January: Literally the Worst

Posted

“It’s over,” my sainted wife woefully proclaims to me every year, usually around a day or two before Thanksgiving. 

“What is, dear?” I reply, not taking my eyes off of Twitter scrolling by on my phone. 

“Christmas. I mean, it’s practically over.” My wife is a holiday fiend, from the gift buying down to the Hallmark movies. 

“It’s not practically over. There’s a whole month of Christmas left before we even get to, you know, the actual day of Christmas,” I offer, knowing full well that thoughtful and well-reasoned arguments have no place in a conversation about Christmas with my wife. 

“Just a month left! You’re right, it’s not practically over … it’s LITERALLY over!” 

At that point, I often question her understanding of the definition of the word literally and offer my prayers for the students, both past and future, who would sit in her 10th-grade English class. This, of course, leads to an hours-long debate about the spirit of Christmas in which I will make many logical points but will - always - end with me apologizing. 

But now it is true - Christmas and all the happy holidays are over. Literally. It’s January. Now, for those of us in beautiful, crime-free Iuka, Mississippi, we are entering that time of the year when we snuggle under blankets, surrounded by our family staring back at us, unable to go outside and all the time praying that winter prayer, “God, please let none of us get so sick of staring at the others that he or she snaps and kills the rest of us with an ax. Thank you. Oh, and PS, if one of us does become an ax murderer and kills everybody, well, please make me the murderer and have me locked in a prison somewhere warm. Amen.” 

I mean, in those years when winter lasts into the first couple of weeks of April folks in the Clark household get on edge like Jack Nicholson in The Shining.  

How do those egghead doctors expect us as a country to overcome seasonal affective disorder when, just as it really starts to set in, the college football season ends? When I’m crying into my pillow because the sun is down every day when I get off from work, think how much better I’d feel if I could at least watch Central Michigan play Ball State in a rivalry game where the trophy is a banty rooster smoking a cigar?  Come on, science, help us! 

What sport do you think of as a winter sport? That’s right, hockey. Do you know why hockey players are always fighting? They’re mad because it’s so cold. Those teeth on those hockey players aren’t getting knocked out - they’re getting shattered from all the chattering. 

You know who has never had seasonal affective disorder? A girl in a tube top. Because you don’t wear tube tops in January! Let’s all do something for mental health and get those tube tops on, ladies. Maybe Uggs can move on from boots, and corner the lucrative winter tube top market.

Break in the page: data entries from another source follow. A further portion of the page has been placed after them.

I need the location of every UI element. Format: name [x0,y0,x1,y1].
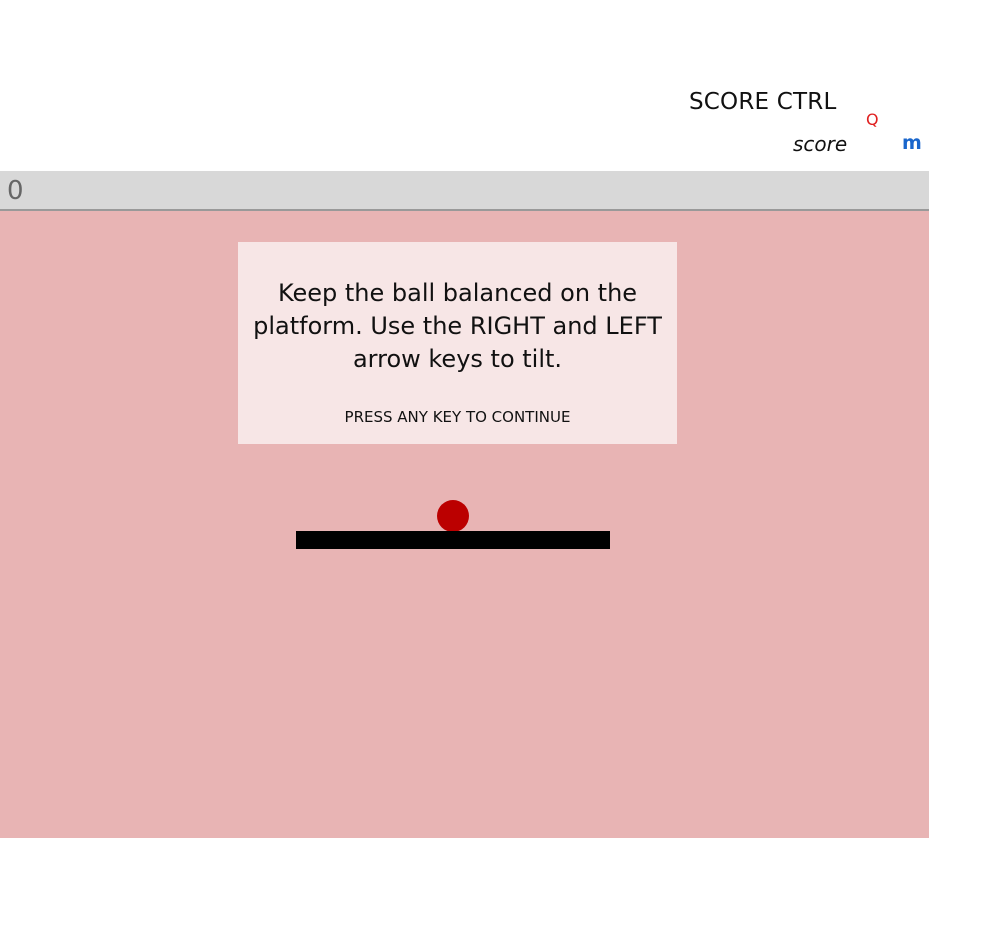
score-bar [0,171,929,211]
m-label: m [902,132,922,154]
score-label: score [793,132,848,156]
score-value: 0 [7,176,24,206]
ball [437,500,469,532]
game-page: SCORE CTRL Q score m 0 Keep the ball bal… [0,0,1008,929]
q-label: Q [866,110,879,129]
instructions-text: Keep the ball balanced on the platform. … [253,279,662,373]
score-ctrl-title: SCORE CTRL [689,89,837,115]
instructions-dialog[interactable]: Keep the ball balanced on the platform. … [238,242,677,444]
platform [296,531,610,549]
continue-prompt: PRESS ANY KEY TO CONTINUE [344,408,571,426]
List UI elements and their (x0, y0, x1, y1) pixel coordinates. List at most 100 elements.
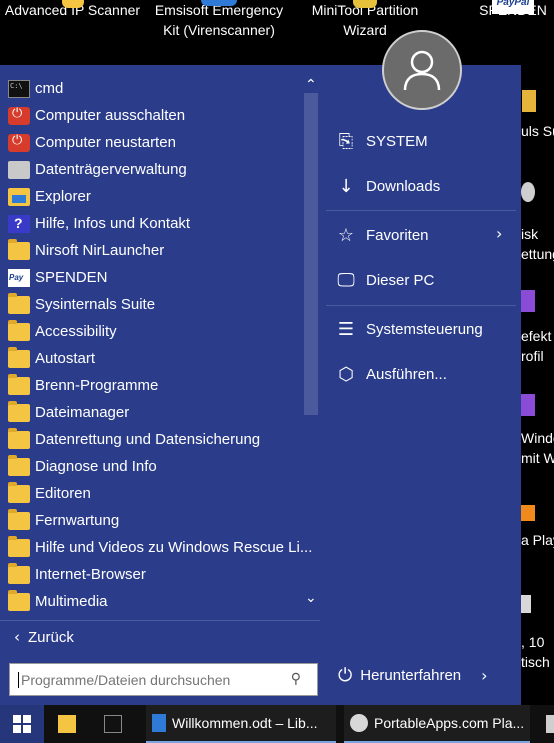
divider (0, 620, 320, 621)
right-item-ausfuehren[interactable]: ⬡ Ausführen... (336, 359, 447, 389)
emsisoft-icon (201, 0, 237, 6)
folder-icon (8, 292, 30, 314)
monitor-icon: 🖵 (337, 269, 355, 291)
folder-icon (8, 535, 30, 557)
folder-icon (8, 400, 30, 422)
desktop-icon-label: mit W (521, 450, 554, 466)
taskbar: Willkommen.odt – Lib... PortableApps.com… (0, 705, 554, 743)
folder-icon (8, 589, 30, 611)
app-icon (546, 715, 554, 733)
power-icon (8, 133, 30, 152)
program-list-item-label: Multimedia (35, 593, 108, 610)
chevron-left-icon: ‹ (14, 628, 20, 646)
program-list-item[interactable]: Accessibility (8, 318, 117, 345)
paypal-icon: PayPal (492, 0, 534, 14)
portableapps-icon (350, 714, 368, 732)
program-list-item-label: Datenrettung und Datensicherung (35, 431, 261, 448)
magnifier-icon (61, 0, 84, 8)
help-icon (8, 214, 30, 233)
right-item-label: Systemsteuerung (366, 320, 483, 338)
run-icon: ⬡ (338, 363, 354, 385)
chevron-right-icon[interactable]: › (496, 224, 502, 243)
desktop-icon-label: uls Su (521, 123, 554, 139)
scroll-up-button[interactable]: ⌃ (305, 77, 317, 93)
program-list-item-label: Diagnose und Info (35, 458, 157, 475)
program-list-item-label: Computer ausschalten (35, 107, 186, 124)
right-item-favoriten[interactable]: ☆ Favoriten (336, 220, 429, 250)
folder-icon (8, 562, 30, 584)
minitool-icon (353, 0, 377, 8)
program-list-item[interactable]: Multimedia (8, 588, 108, 615)
program-list-item[interactable]: Internet-Browser (8, 561, 146, 588)
disk-management-icon (8, 160, 30, 179)
desktop-icon-label: Windo (521, 430, 554, 446)
program-list-item[interactable]: cmd (8, 75, 63, 102)
folder-icon (8, 454, 30, 476)
separator (326, 305, 516, 306)
start-button[interactable] (0, 705, 44, 743)
desktop-icon-emsisoft[interactable]: Emsisoft Emergency Kit (Virenscanner) (148, 0, 290, 40)
program-list-item[interactable]: Editoren (8, 480, 91, 507)
program-list-item[interactable]: Brenn-Programme (8, 372, 158, 399)
program-list-item-label: Sysinternals Suite (35, 296, 156, 313)
search-icon[interactable]: ⚲ (291, 671, 301, 687)
shutdown-button[interactable]: ⏻ Herunterfahren › (338, 665, 488, 686)
app-icon (521, 595, 531, 613)
folder-icon (8, 373, 30, 395)
user-folder-icon: ⎘ (338, 130, 354, 152)
right-item-dieser-pc[interactable]: 🖵 Dieser PC (336, 265, 434, 295)
app-icon (522, 90, 536, 112)
program-list-item[interactable]: Computer ausschalten (8, 102, 185, 129)
program-list-item[interactable]: Hilfe, Infos und Kontakt (8, 210, 190, 237)
taskbar-cmd[interactable] (98, 705, 138, 743)
shutdown-label: Herunterfahren (360, 667, 462, 684)
taskbar-portableapps[interactable]: PortableApps.com Pla... (344, 705, 530, 743)
scroll-down-button[interactable]: ⌄ (305, 590, 317, 606)
right-item-label: Downloads (366, 177, 441, 195)
program-list-item[interactable]: Datenträgerverwaltung (8, 156, 187, 183)
taskbar-writer[interactable]: Willkommen.odt – Lib... (146, 705, 336, 743)
right-item-label: Ausführen... (366, 365, 447, 383)
program-list-item-label: Hilfe, Infos und Kontakt (35, 215, 191, 232)
program-list-item[interactable]: Diagnose und Info (8, 453, 157, 480)
taskbar-file-explorer[interactable] (52, 705, 92, 743)
desktop-icon-label-line2: Kit (Virenscanner) (163, 22, 275, 38)
search-input[interactable] (18, 671, 280, 688)
program-list-item-label: cmd (35, 80, 64, 97)
taskbar-overflow[interactable] (540, 705, 554, 743)
program-list-item[interactable]: Nirsoft NirLauncher (8, 237, 164, 264)
desktop-icon-advanced-ip-scanner[interactable]: Advanced IP Scanner (0, 0, 145, 20)
back-button[interactable]: ‹ Zurück (14, 628, 74, 646)
program-list-item[interactable]: Computer neustarten (8, 129, 176, 156)
program-list-item[interactable]: Sysinternals Suite (8, 291, 155, 318)
scrollbar[interactable] (304, 93, 318, 415)
desktop-icon-spenden[interactable]: PayPal SPENDEN (472, 0, 554, 20)
search-box[interactable]: ⚲ (9, 663, 318, 696)
program-list-item[interactable]: Autostart (8, 345, 95, 372)
program-list-item[interactable]: Dateimanager (8, 399, 129, 426)
back-label: Zurück (28, 628, 74, 646)
program-list-item-label: Internet-Browser (35, 566, 146, 583)
program-list-item[interactable]: Explorer (8, 183, 91, 210)
user-icon (403, 50, 441, 91)
program-list-item-label: Dateimanager (35, 404, 130, 421)
program-list-item[interactable]: Hilfe und Videos zu Windows Rescue Li... (8, 534, 312, 561)
program-list-item[interactable]: Fernwartung (8, 507, 119, 534)
right-item-system[interactable]: ⎘ SYSTEM (336, 126, 428, 156)
chevron-right-icon[interactable]: › (481, 666, 487, 685)
taskbar-button-label: Willkommen.odt – Lib... (172, 715, 318, 731)
right-item-downloads[interactable]: ↓ Downloads (336, 171, 440, 201)
program-list-item[interactable]: SPENDEN (8, 264, 108, 291)
program-list-item-label: Nirsoft NirLauncher (35, 242, 165, 259)
folder-icon (8, 508, 30, 530)
program-list-item-label: Accessibility (35, 323, 117, 340)
app-icon (521, 290, 535, 312)
folder-icon (8, 427, 30, 449)
right-item-systemsteuerung[interactable]: ☰ Systemsteuerung (336, 314, 483, 344)
program-list-item-label: Brenn-Programme (35, 377, 159, 394)
program-list-item-label: Editoren (35, 485, 91, 502)
desktop-icon-label: a Play (521, 532, 554, 548)
taskbar-button-label: PortableApps.com Pla... (374, 715, 525, 731)
program-list-item[interactable]: Datenrettung und Datensicherung (8, 426, 260, 453)
user-avatar[interactable] (382, 30, 462, 110)
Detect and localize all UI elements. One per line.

January is a tough time. Elvis was born on January 8, 1935 and it’s been downhill for this month ever since. Think about it: the biggest night of the year to binge drink alcohol is December 31st. What does it say about a month that most of America wakes up to it hung over? It makes me depressed - like my wife when Christmas is over. Maybe I’ll cheer her up with my tube top by Uggs scheme. I literally cannot think of a better idea.

But, just to be on the safe side, first, I think I’ll hide the ax.